IBIZA | NIEVES GARCÍA GÁLVEZ
La titular del Juzgado de lo Penal número 2, Martina Rodríguez, ha condenado a penas de más de nueve y diez años de prisión a los dos hombres procesados por atracar, a punta de pistola y con el rostro cubierto, dos supermercados de Santa Gertrudis y es Canar tras amenazar a clientes y trabajadores, y por intentar asaltar un tercero en Puig d´en Valls.
En la sentencia, dictada el pasado 28 de septiembre y que ha sido recurrida ante la Audiencia, la magistrada considera a W. M. F. y F. J. F. H. autores de tres delitos de robo con intimidación, uno de ellos en grado de tentativa, dos delitos de falsedad de documento público y una falta continuada de hurto. Por todo ello, impone a W. M. F. penas que suman nueve años y nueve meses de prisión, mientras que a F. J. F. H. le condena a un total de diez años y nueve meses.

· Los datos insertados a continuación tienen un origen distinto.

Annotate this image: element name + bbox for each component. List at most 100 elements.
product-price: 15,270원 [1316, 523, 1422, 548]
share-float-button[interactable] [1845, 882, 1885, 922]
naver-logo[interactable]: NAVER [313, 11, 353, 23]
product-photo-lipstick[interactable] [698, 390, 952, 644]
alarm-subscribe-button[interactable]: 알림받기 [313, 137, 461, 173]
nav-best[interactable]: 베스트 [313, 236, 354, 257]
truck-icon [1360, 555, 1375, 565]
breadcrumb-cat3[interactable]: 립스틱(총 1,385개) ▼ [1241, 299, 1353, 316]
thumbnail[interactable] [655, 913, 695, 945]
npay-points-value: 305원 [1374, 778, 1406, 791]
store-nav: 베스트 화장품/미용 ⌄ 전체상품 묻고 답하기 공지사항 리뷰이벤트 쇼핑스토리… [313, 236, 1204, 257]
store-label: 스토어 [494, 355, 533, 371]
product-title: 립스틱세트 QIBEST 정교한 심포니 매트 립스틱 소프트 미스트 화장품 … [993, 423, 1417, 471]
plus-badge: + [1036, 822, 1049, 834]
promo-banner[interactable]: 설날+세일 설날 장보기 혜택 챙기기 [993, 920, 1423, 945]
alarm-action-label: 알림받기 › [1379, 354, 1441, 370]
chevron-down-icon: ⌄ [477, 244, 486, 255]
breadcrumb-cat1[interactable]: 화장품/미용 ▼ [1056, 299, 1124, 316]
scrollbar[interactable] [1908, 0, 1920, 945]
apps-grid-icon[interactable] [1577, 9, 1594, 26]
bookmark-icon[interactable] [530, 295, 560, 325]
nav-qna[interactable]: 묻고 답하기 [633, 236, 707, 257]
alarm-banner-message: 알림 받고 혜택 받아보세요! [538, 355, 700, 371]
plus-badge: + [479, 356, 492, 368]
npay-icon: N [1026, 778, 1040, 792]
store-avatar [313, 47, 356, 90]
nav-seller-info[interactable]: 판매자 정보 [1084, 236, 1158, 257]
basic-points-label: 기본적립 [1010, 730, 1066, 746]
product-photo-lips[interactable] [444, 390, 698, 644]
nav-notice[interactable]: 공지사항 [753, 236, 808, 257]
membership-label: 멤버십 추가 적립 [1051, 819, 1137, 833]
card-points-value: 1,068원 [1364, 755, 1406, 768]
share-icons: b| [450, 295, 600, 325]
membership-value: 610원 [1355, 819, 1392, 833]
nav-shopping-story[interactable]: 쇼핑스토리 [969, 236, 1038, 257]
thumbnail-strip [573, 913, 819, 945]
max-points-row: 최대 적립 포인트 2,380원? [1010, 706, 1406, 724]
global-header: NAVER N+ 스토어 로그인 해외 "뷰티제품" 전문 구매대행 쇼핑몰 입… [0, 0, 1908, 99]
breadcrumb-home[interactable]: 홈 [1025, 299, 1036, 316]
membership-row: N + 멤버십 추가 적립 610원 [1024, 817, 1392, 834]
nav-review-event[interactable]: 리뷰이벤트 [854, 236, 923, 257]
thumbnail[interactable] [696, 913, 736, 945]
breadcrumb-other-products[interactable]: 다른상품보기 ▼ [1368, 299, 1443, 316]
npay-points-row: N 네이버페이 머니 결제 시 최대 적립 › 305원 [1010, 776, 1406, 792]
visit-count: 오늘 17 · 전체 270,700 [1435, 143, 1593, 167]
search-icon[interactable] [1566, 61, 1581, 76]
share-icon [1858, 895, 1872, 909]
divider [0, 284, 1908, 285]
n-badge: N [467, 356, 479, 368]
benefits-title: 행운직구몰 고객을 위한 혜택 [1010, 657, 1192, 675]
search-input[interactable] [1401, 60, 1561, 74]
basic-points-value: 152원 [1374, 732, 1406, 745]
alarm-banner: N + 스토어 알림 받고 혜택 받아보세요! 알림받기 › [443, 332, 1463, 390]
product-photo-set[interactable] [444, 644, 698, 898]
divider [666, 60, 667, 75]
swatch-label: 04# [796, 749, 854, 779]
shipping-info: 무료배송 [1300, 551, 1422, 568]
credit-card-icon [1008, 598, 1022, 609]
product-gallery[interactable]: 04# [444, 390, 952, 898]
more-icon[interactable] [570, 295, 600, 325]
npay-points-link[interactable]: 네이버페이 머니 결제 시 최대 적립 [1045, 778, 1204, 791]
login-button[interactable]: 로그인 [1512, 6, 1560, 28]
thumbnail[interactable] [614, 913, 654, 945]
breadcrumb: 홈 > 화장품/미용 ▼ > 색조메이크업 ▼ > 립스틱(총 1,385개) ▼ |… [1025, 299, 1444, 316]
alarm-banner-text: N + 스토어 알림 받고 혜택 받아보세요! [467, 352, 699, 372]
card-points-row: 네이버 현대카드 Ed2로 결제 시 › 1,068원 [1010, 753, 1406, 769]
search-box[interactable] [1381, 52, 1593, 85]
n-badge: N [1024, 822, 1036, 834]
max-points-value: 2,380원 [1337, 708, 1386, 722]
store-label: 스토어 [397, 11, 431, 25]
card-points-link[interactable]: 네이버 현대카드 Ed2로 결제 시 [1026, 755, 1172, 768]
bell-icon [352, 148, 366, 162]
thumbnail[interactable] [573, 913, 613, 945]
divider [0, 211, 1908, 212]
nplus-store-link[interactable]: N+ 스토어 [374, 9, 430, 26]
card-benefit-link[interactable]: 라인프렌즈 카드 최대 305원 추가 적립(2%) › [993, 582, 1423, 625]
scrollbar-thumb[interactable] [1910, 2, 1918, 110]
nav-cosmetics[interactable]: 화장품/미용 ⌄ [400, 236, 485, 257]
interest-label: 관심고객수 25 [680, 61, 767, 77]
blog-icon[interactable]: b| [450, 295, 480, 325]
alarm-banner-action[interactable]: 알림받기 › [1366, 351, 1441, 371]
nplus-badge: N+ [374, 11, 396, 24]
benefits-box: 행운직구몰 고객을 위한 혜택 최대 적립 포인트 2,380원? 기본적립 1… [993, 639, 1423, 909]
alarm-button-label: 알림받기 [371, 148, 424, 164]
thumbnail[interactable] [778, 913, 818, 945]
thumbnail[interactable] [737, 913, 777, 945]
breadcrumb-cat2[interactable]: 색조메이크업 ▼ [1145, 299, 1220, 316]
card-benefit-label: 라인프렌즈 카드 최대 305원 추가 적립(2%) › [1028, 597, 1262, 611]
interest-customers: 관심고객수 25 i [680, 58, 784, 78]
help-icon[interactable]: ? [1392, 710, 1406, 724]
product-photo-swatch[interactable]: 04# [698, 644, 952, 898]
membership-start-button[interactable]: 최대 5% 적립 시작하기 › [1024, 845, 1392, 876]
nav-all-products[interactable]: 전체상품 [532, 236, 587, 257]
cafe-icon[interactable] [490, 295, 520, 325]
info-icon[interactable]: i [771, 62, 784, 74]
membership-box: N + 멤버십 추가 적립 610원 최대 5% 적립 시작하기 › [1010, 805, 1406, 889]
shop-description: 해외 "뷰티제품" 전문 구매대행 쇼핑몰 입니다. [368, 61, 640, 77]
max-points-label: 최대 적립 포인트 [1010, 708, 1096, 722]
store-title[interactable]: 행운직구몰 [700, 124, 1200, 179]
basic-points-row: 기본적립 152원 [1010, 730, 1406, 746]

Los hechos se remontan al pasado mes de abril. Según la juez, a principios de mes los acusados acordaron cometer diversos atracos, en los que usarían pasamontañas de lana negros para ocultar sus rostros y una pistola de cartucho detonante para «obtener ilícitamente un beneficio económico».
A las 20,30 horas del día 8, se dirigieron al supermercado Aprop de es Canar y, a la hora del cierre, W. M. F. se colocó el pasamontañas, cogió el arma y accedió al establecimiento, en cuya entrada coincidió con una clienta y una trabajadora que se disponía a recoger los carros del exterior. El procesado las empujó, les dijo que regresaran dentro, las apuntó con el arma, les explicó que aquello era un atraco y exigió a una cajera que le diera todo el dinero que tenía y lo metiera en una bolsa. A continuación, salió del local con 2.859 euros y se subió al vehículo donde le esperaba F. J. F. H. para darse a la fuga.
El 17 de abril, W. M. F. y F. J. F. H. localizaron un coche estacionado en el barrio de Can Truy de Santa Eulària y sustrajeron las dos placas de matrícula, que colocaron en su turismo, un Seat Ibiza. Ese mismo día acudieron al supermercado Aprop de Santa Gertrudis y, en esta ocasión, W. M. F. se quedó en el coche y F. J. F. H. entró, armado y encapuchado, a la panadería del local. El acusado cogió por el hombro a una clienta, apuntó con la pistola a la dependienta y le instó a darle la recaudación, que ascendía a unos 30 euros.
Más tarde, entre el 18 y el 21 de ese mes, sustrajeron de nuevo dos placas de matrícula y el 21 fueron al supermercado Aprop de Puig d´en Valls para cometer otro atraco. Mientras F. J. F. H. esperaba fuera, W. M. F. entró, cogió a la dependienta y, cuando ésta iba a darle dinero, el acusado fue detenido por un guardia civil que realizaba labores de investigación. Al ver lo ocurrido, F. J. F. H. huyó del lugar, pero fue detenido al día siguiente en un camping de Santa Eulària.
La sentencia recoge que, una vez arrestados, ambos acusados reconocieron su participación en los distintos sucesos y relataron cómo los habían llevado a cabo. En el juicio, la Fiscalía pidió once años y nueve meses de prisión para W. M. F. y F. J. F. H., mientras que la defensa del primero solicitó dos años y nueve meses de cárcel al considerar las atenuantes de confesión y drogadicción y la del segundo, cinco años y medio con la atenuante de confesión.